The PEOPLE, Plaintiff and Respondent, v. Dewey Lynn MONTGOMERY, Defendant and Appellant.

Cr. 1936.

Decided: July 06, 1965

Thomas C. Lynch, Atty. Gen., William E. James, Asst. Atty. Gen., Jack K. Weber, Deputy Atty. Gen., for plaintiff and respondent. Ramsey, Emlein & Cullum, Long Beach, for defendant and appellant.

Defendant was convicted of murder in the second degree; was sentenced to imprisonment in the state prison with a recommendation by the trial judge that he be given the minimum term of imprisonment; appealed from the judgment, which was affirmed by this court; and petitioned for a hearing before the Supreme Court which was granted and the cause retransferred to this court for further consideration in light of the decision in Escobedo v. Illinois, 378 U.S. 478, 84 S.Ct. 1758, 12 L.Ed.2d 977.

We have concluded that the judgment must be reversed because the admission in evidence of incriminating statements made by the defendant constituted prejudicial error under the decisions in Escobedo and People v. Dorado, 62 A.C. 350, 42 Cal.Rptr. 169, 398 P.2d 361.

The defendant and Nona Rutledge were the father and mother respectively, of Billy John Montgomery; never were married; and, sometime after the birth of the boy, separated. Upon separation, by agreement, the boy was placed in the custody of his father, who thereafter married; supported the child; and maintained him in his household. On March 6, 1963, Nona, who had married Charles Kline, the murder victim, taking advantage of a visit with the boy and the absence of the defendant, who then was at a bar, took the boy to her home. After learning what had happened, the defendant obtained a 22 caliber revolver, together with ammunition; enlisted the help of four male friends; and all five men drove to the Kline residence. The purpose of the trip was to obtain custody of the child. After arriving, the defendant removed the revolver from the glove compartment of his car and loaded it; he and his companions went to the Kline residence; and the defendant knocked upon the door.

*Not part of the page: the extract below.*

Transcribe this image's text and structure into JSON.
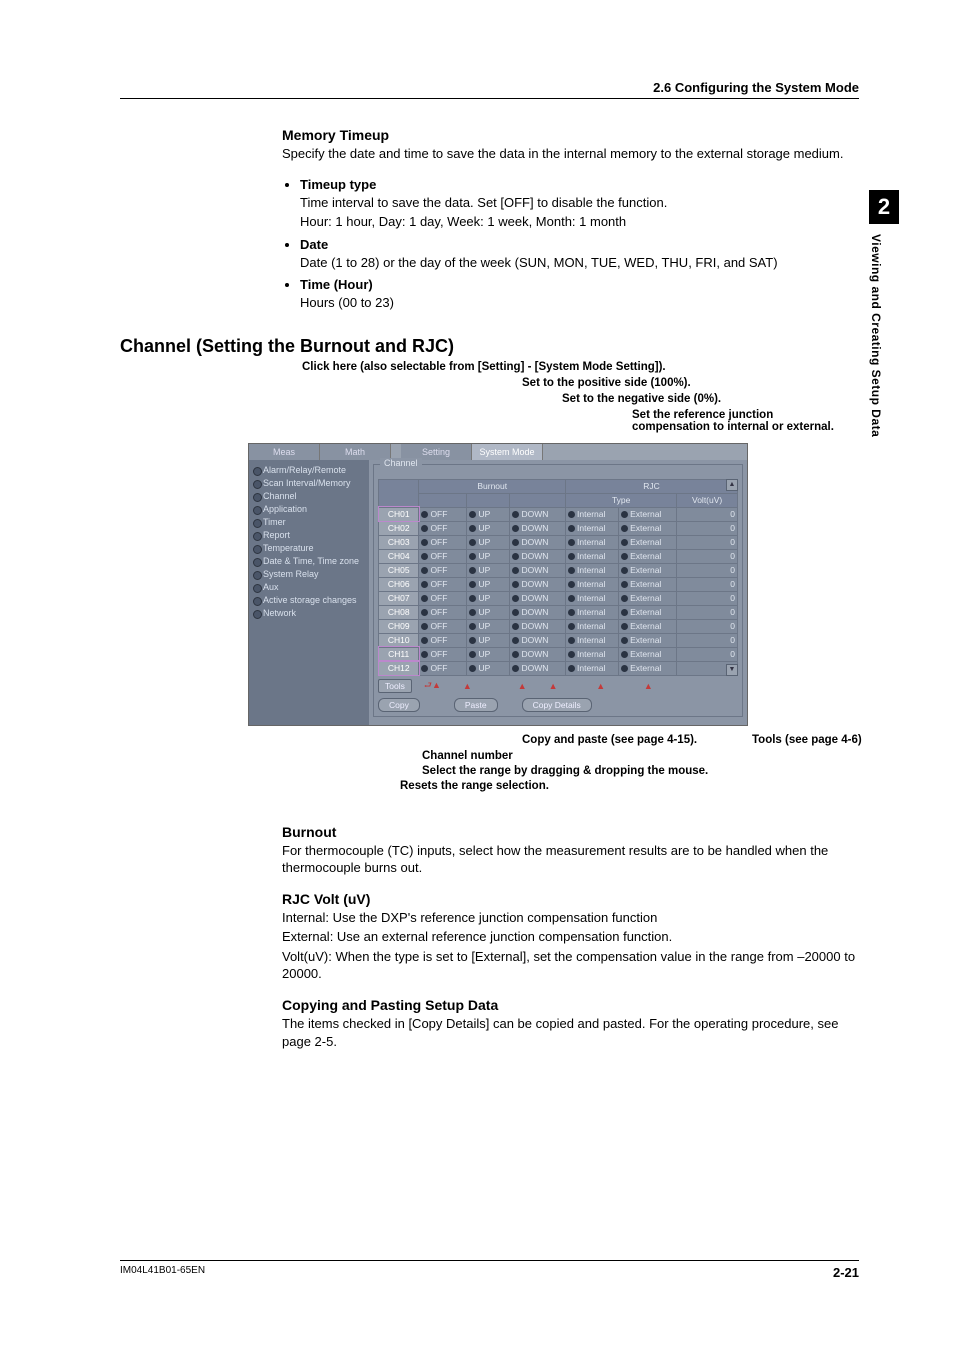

In the meantime Nona and her husband, together with Ann and Tom Lawrence, who lived with them, discussed the probability that the defendant might come to their home and cause trouble; had retired at about 10 p. m.; and were awakened by the arrival of defendant and his companions at about 11 o'clock p. m. Before retiring, Tom Lawrence, who owned a rifle, suggested to Charles Kline that in the event the defendant should come to their home that he, Lawrence, would answer the door and that Kline should back him up with the rifle.

Pursuant to this prearranged plan, in response to the knocking on the door, Lawrence called through it asking who was there and what he wanted, and was told by the defendant that he, Lawrence, knew who was there and what he, the defendant, wanted. Kline also talked through the door saying, in substance, that the problem was not his affair but was between Nona and the defendant, and when the latter asked if he could speak to Nona, was told he should ‘call tomorrow.’ Nona told him, also speaking through the door, that she was going to keep the boy. At this time Charles Kline was across the room from the door, with his right foot on a couch, and holding the rifle in his right hand with the stock resting on his knee.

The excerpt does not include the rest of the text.